Elementary, my dear Watson, elementary
.

She didn’t see me, her back was toward me. But he did. He was standing with a drink in his hand while she talked to him, and when I opened the door we looked right at each other. I had never figured the drill on a situation like this. Did I say “Ah, hah” vigorously,
or just stare accusingly. He was quicker than I. He knew just the right thing to say. He said, “What the hell do you want?”

“Perfect,” I said. “The very phrase.”

Elaine Brooks turned and looked at me. Her eyes widened.

“That’s him, Mel,” she said. “That’s the guy brought the package from you.”

Giacomin was wearing a gold Ban-Lon turtleneck and green polyester pants with no belt loops and one of those little flaps that buttons across in front instead of a belt. On the little finger of his right hand was a silver ring in the form of a snake biting its tail. On the little finger of his left hand was a silver ring with an amethyst
set
in it The Ban-Lon shirt was not flattering to his body. He was fat around the middle. He said, “I asked you a question. I want an answer and I want it now.”

I said, “You shouldn’t wear a Ban-Lon shirt like that if you’re going to scare people. It’s a loser. Cary Grant wouldn’t look good in Ban-Lon, you know.”

“What did you bring her a present for? What the hell you doing trying to sneak into my house?”

I noticed he had sucked up his gut a little, but there’s not a lot you can do with beer wings. I said, “My name is Spenser. I know it sounds corny, but I’m a private detective. Your wife hired me to find her son.”

“My ex-wife,” he said. “She offered to screw you yet?”

“No. I was surprised. Most women do at once.” I looked at Elaine Brooks. “Am I starting to show my age, you think? I’m zero for two today.”

Giacomin said, “Listen, Jack, I’ve heard all I’m going to hear from you. Move out.”

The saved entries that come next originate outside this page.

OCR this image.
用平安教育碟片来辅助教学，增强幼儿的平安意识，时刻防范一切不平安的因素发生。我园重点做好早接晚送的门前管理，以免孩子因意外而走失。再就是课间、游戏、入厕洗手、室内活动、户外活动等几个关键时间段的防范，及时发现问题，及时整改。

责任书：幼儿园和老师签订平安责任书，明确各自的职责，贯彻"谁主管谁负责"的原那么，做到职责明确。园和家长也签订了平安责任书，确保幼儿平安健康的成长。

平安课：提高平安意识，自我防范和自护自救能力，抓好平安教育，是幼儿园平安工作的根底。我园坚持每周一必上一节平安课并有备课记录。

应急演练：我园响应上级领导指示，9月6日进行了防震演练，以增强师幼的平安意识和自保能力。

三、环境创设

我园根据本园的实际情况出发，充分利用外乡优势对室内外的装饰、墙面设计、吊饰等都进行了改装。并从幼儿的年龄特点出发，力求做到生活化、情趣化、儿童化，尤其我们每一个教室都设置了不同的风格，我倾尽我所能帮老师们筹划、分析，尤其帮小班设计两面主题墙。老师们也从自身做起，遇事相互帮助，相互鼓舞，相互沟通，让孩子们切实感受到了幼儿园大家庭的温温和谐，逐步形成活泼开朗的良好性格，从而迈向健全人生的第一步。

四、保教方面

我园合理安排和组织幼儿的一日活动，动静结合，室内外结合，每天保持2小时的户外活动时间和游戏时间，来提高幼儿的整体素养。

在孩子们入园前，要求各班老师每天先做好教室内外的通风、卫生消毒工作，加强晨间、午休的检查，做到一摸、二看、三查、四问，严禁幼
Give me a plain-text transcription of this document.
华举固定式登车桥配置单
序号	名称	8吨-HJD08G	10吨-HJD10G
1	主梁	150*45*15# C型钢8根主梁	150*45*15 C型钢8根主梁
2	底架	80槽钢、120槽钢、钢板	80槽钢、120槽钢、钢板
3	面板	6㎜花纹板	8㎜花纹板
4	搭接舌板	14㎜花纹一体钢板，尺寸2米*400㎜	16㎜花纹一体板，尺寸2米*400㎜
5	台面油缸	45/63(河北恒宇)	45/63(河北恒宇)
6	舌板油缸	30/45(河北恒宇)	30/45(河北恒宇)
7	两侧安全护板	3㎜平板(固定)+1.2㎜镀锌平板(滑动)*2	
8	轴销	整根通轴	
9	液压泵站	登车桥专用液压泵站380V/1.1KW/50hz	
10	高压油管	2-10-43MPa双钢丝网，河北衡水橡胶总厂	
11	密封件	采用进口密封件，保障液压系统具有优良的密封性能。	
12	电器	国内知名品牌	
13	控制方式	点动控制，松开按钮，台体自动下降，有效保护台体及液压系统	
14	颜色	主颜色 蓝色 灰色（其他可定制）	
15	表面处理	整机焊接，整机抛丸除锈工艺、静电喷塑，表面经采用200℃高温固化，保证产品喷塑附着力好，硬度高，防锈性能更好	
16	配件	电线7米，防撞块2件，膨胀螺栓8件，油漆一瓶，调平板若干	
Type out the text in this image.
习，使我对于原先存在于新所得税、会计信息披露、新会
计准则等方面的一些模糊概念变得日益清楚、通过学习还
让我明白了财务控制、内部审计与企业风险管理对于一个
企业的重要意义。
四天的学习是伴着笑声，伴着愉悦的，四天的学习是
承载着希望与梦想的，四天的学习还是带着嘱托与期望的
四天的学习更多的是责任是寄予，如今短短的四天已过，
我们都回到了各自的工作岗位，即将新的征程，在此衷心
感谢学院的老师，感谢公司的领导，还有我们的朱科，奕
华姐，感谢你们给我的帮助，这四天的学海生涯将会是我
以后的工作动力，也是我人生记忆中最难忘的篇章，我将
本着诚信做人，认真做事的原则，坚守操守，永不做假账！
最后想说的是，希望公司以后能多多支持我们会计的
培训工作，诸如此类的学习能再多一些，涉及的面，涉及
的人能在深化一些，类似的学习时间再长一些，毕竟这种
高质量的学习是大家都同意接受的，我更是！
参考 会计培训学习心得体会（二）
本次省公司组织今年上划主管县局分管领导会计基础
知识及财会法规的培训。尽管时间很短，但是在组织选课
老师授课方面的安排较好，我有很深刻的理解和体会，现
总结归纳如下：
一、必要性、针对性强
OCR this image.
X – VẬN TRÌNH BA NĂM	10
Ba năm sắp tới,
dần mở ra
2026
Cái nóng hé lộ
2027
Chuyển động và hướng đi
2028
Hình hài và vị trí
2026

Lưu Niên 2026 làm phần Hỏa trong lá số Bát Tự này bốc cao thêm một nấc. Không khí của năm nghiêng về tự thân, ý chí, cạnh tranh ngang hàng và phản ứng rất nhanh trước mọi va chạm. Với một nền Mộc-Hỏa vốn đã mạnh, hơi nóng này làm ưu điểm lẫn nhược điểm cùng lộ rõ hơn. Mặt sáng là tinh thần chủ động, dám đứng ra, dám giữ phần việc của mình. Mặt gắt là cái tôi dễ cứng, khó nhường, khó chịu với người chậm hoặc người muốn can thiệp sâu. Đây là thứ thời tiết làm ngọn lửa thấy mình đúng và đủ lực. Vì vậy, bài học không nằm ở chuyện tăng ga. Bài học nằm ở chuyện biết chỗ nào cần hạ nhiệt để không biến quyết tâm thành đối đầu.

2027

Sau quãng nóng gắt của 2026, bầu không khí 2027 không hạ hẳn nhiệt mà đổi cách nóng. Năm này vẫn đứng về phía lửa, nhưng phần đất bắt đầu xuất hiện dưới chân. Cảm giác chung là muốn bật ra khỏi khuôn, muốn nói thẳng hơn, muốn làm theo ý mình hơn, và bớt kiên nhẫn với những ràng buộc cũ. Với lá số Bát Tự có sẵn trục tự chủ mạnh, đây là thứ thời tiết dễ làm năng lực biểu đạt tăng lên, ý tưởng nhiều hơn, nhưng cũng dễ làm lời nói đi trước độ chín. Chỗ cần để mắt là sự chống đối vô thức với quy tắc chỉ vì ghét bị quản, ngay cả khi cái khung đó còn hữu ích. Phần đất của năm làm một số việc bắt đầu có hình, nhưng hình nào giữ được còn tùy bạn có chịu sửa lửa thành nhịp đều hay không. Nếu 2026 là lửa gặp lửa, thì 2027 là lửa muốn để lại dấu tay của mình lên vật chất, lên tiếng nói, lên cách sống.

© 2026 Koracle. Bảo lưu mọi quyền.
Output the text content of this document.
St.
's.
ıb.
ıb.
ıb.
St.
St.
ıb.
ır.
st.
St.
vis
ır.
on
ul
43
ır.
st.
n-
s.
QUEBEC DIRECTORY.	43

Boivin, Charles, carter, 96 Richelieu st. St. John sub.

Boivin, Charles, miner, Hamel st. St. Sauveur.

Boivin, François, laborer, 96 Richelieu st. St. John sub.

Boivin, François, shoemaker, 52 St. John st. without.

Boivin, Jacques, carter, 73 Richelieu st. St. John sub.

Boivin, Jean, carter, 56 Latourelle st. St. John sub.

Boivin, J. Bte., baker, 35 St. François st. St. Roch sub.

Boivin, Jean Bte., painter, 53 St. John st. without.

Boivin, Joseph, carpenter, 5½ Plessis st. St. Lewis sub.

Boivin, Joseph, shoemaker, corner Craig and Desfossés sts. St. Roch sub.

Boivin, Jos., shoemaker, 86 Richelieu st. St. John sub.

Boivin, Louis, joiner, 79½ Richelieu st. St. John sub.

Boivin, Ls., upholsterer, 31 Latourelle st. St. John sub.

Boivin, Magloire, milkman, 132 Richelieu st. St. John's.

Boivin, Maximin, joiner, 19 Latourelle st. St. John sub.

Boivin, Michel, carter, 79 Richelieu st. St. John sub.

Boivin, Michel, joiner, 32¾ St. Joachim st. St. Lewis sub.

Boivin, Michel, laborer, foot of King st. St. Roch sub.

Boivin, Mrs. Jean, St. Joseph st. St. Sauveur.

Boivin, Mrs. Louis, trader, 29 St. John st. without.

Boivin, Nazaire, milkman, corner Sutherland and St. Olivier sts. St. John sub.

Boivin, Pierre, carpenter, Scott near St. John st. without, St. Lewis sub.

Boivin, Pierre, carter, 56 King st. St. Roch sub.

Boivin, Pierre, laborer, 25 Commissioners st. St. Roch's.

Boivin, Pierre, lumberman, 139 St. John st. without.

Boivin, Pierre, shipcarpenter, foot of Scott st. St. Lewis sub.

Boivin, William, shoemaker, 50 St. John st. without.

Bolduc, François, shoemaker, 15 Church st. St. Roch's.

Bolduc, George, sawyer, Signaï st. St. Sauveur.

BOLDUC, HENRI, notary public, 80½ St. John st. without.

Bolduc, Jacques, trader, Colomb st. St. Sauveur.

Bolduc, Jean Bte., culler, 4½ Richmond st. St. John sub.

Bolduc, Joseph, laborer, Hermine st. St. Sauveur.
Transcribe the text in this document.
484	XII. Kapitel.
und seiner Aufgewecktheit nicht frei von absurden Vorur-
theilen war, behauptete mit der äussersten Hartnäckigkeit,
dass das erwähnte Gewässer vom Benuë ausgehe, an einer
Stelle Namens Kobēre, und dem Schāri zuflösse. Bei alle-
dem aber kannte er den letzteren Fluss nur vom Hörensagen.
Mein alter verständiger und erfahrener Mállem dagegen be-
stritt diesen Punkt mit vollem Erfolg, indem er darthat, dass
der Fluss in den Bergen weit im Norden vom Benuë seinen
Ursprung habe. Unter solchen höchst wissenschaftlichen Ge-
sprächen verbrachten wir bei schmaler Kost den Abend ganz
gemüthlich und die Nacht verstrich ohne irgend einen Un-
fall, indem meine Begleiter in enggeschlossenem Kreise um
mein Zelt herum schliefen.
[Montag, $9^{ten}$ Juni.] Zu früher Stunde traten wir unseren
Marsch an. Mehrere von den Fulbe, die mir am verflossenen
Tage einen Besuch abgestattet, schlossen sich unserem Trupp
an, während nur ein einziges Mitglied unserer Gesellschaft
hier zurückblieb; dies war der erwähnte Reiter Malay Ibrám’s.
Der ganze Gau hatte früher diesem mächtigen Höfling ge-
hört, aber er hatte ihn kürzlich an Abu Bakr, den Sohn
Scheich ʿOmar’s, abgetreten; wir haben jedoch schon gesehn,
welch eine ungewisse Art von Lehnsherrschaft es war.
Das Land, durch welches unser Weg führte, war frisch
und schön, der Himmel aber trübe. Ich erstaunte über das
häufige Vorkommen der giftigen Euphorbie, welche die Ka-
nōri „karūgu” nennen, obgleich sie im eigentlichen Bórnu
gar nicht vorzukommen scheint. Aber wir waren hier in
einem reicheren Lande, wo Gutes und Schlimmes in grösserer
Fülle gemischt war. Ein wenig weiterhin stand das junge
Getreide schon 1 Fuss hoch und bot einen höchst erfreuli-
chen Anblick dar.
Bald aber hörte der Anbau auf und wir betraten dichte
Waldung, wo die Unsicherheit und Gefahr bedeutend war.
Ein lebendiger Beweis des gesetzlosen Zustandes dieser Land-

I shook my head. “Nope. I need to stay and talk a little about your kid. Let’s start over. Pretend I haven’t snuck in here. Pretend you haven’t yelled at me. Pretend I haven’t been a wise guy. It’s a bad habit, I know, but sometimes I can’t resist.”

“The kid ain’t here. Now get the hell out of here or I’m going to throw you down the stairs.”

“Now I told you, we have to talk. I am very stubborn. Maybe I’ve lost my sex appeal, but I’m still stubborn. I’m going to find that kid and I’m pretty sure you can help.”

Giacomin was looking at me. He was a big guy and he’d played football, and he was probably used to being tough. But he probably also knew something about physical potential from his old football days and I think he had a suspicion that he couldn’t throw me down the stairs.

“I don’t know where he is,” Giacomin said.

“Are you worried at all about the fact that his mother doesn’t know either?” I said.

“She tell you that?” he said.

“Not exactly. She told me he was with you.”

“Well, I told you before he’s not. Now are you going to leave or am I going to call the cops?”

“You’re going to call the cops,” I said.

“You think I won’t?”

“I think you won’t,” I said.

“You think you can stop me?”

“I don’t need to. I don’t want to. I enjoy meeting policemen. Sometimes if you’re good they let you play with their handcuffs.”

He looked at me. Elaine Brooks looked at me. If there’d been a mirror, I would have looked at me. But there wasn’t. So I looked at them. In the quiet I
could hear a television playing. It didn’t seem to be from downstairs.

“Look, Jack, I’m getting pretty tired of you,” he said. “What is it you want?”

“I want to take your kid back to his mother,” I said. “I told you that already.”

“And I told you he ain’t here.”

“Why don’t I look around and prove it to myself,” I said.

“You got a search warrant?”

“A search warrant? You gotta stop watching
Starsky and Hutch,”
I said. “I’m not a cop. I don’t get search warrants.”

“You can’t just walk in here and search my house,” he said.

“Why not?”

We looked at each other some more. I was pretty sure the kid was there. If he wasn’t, why not call the cops? All I had to do was stay there. They’d bend. They wouldn’t be able to think of anything else to do.